November 2, 2023
National Cybersecurity Center of Excellence (NCCOE)
National Institute of Standards and Technology (NIST)
9700 Great Seneca Highway
Rockville, MD 20850
Comments of Business Roundtable on the Request for Comment on the NIST Cybersecurity Framework 2.0
Dear Ms. Pascoe:
This letter is submitted on behalf of Business Roundtable, an association of more than 200 chief executive officers (CEOs) of America’s leading companies representing every sector of the U.S. economy. Business Roundtable CEOs lead U.S.-based companies that support one in four American jobs and almost a quarter of U.S. GDP. We appreciate the opportunity to respond to the National Institute of Standards and Technology (NIST) Request for Comment on the Cybersecurity Framework (CSF) 2.0.
Business Roundtable member companies across sectors—from financial services to energy to business services—face significant and growing cyber threats. For approximately the last ten years, NIST’s CSF has been a valuable resource for companies and other organizations as they address these risks. The voluntary and technology-neutral nature of the CSF has allowed companies to use it in a manner that is tailored to their own organizations, sectors and risk profiles. This approach also supports continuous innovation in information technology, operations technology and cyber-physical and other systems, which in turn drives tangible advances in cybersecurity capabilities and outcomes. The tailored approach to cyber risk management that the CSF facilitates remains the most effective way to address the cyber threats ahead.
Business Roundtable member companies have worked closely with NIST on the development, refinement and implementation of the CSF. From its conception through the current public comment process, our member companies have helped NIST to build and improve the CSF and develop Implementation Examples, Informative References and Framework Profiles that promote the adoption of the CSF across a wide range of businesses and sectors.
Business Roundtable applauds NIST’s continuing work to refine and improve the CSF. The collaborative process that NIST used to develop CSF 2.0 draft—soliciting extensive private sector input along the way—has resulted in a significantly improved and more useful framework that will strengthen the nation’s cybersecurity posture. Business Roundtable urges NIST to continue working to ensure that organizations of all types and sizes have the proper knowledge and tools to implement the CSF as effectively as possible.
Within this context, we appreciate the opportunity to provide feedback on CSF 2.0.
II. Business Roundtable Broadly Supports the Refinements Made to CSF 2.0.
Business Roundtable applauds the new and updated elements of CSF 2.0 that improve the usability and applicability of the framework, including expanding the scope of the framework and maturing the existing content.
Business Roundtable particularly appreciates the added emphasis on governance and supply chain risk management in CSF 2.0. Elevating governance to a distinct function underscores the integral role of effective management and oversight in minimizing cyber risk. Within the Govern Function, the expanded guidance on supply chain risk management will help organizations monitor, identify, assess and mitigate cyber risks throughout their supply chains.
Further, the introduction of Implementation Examples and the expansion of Framework Profiles, Informative References and the CSF Reference Tool will improve the framework’s value to a diverse array of organizations at all maturity levels. We applaud NIST for designing these tools to allow organizations to better anticipate and respond to the cyber risks they face.
NIST should pay particular attention to how these new elements of the CSF are used in practice. To that end, we encourage NIST to monitor the effectiveness of the new Govern Function and the supply chain risk management provisions and to support the use of these provisions through appropriate guidance. Given the crosscutting nature of the Govern Function, sufficient implementation guidance for this function will be important. We would particularly encourage NIST to develop guidance that reflects the different needs of small and large organizations implementing the CSF.
III. Further Alignment with National and International Cybersecurity Guidance and Standards Will Strengthen the CSF.
Business Roundtable appreciates NIST’s focus on aligning CSF 2.0 with other cybersecurity standards, frameworks and best practices.
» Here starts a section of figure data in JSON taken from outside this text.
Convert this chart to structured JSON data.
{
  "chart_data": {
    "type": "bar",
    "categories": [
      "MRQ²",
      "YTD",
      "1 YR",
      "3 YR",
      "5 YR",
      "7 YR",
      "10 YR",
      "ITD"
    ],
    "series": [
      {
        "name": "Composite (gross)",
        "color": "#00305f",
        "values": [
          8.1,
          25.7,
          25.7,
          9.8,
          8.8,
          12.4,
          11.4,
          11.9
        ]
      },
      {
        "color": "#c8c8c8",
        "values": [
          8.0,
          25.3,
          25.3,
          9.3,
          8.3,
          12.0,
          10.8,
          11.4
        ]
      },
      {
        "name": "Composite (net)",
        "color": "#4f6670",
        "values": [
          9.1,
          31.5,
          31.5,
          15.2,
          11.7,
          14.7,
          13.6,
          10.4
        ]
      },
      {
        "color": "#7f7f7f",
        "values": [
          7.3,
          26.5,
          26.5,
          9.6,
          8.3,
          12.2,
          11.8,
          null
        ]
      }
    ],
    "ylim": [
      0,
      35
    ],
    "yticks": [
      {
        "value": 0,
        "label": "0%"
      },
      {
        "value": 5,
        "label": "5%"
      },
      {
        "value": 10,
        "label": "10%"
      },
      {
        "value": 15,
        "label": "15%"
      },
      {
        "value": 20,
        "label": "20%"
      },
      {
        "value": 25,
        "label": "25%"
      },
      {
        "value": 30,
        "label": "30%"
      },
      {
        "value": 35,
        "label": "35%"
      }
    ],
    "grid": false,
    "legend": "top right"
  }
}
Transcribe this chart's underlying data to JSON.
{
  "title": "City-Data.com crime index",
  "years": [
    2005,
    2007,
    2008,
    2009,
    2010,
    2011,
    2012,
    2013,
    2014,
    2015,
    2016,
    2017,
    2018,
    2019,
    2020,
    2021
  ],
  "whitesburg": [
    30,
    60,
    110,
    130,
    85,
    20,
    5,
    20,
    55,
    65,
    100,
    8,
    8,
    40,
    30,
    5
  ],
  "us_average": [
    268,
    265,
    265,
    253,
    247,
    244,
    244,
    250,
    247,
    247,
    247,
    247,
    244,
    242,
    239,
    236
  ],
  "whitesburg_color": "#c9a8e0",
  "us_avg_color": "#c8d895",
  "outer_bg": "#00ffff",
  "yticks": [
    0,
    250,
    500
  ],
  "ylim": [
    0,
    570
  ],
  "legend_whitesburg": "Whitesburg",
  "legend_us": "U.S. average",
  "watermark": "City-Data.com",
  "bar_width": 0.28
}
In a growing patchwork of cybersecurity requirements and standards, clear connections between the CSF and other frameworks, including the NIST Artificial Intelligence Risk Management Framework, will greatly increase the value of the CSF.
For example, as indicated in the current draft CSF, NIST should consider referencing other NIST publications and frameworks in relevant sections of the CSF 2.0 Core (e.g., SP 800-171, SP 800- 161, SP 800-63). In addition, NIST should ensure that clear connections are made to other frameworks by using consistent terms and definitions, or by providing appropriate clarification when it is not possible to use consistent language.
Further, Business Roundtable encourages NIST to promote the CSF as a model for harmonizing cybersecurity requirements and guidance at the state and federal levels. Business Roundtable welcomes ONCD’s recent Request for Information focused on harmonizing cybersecurity requirements and urges the Administration to pursue harmonization of cyber incident reporting as well. The CSF should play a central role in any harmonization efforts. In particular, Business Roundtable encourages NIST to engage with federal agencies and state governments to emphasize the importance of the risk-based approach taken by the CSF and to support its further adoption.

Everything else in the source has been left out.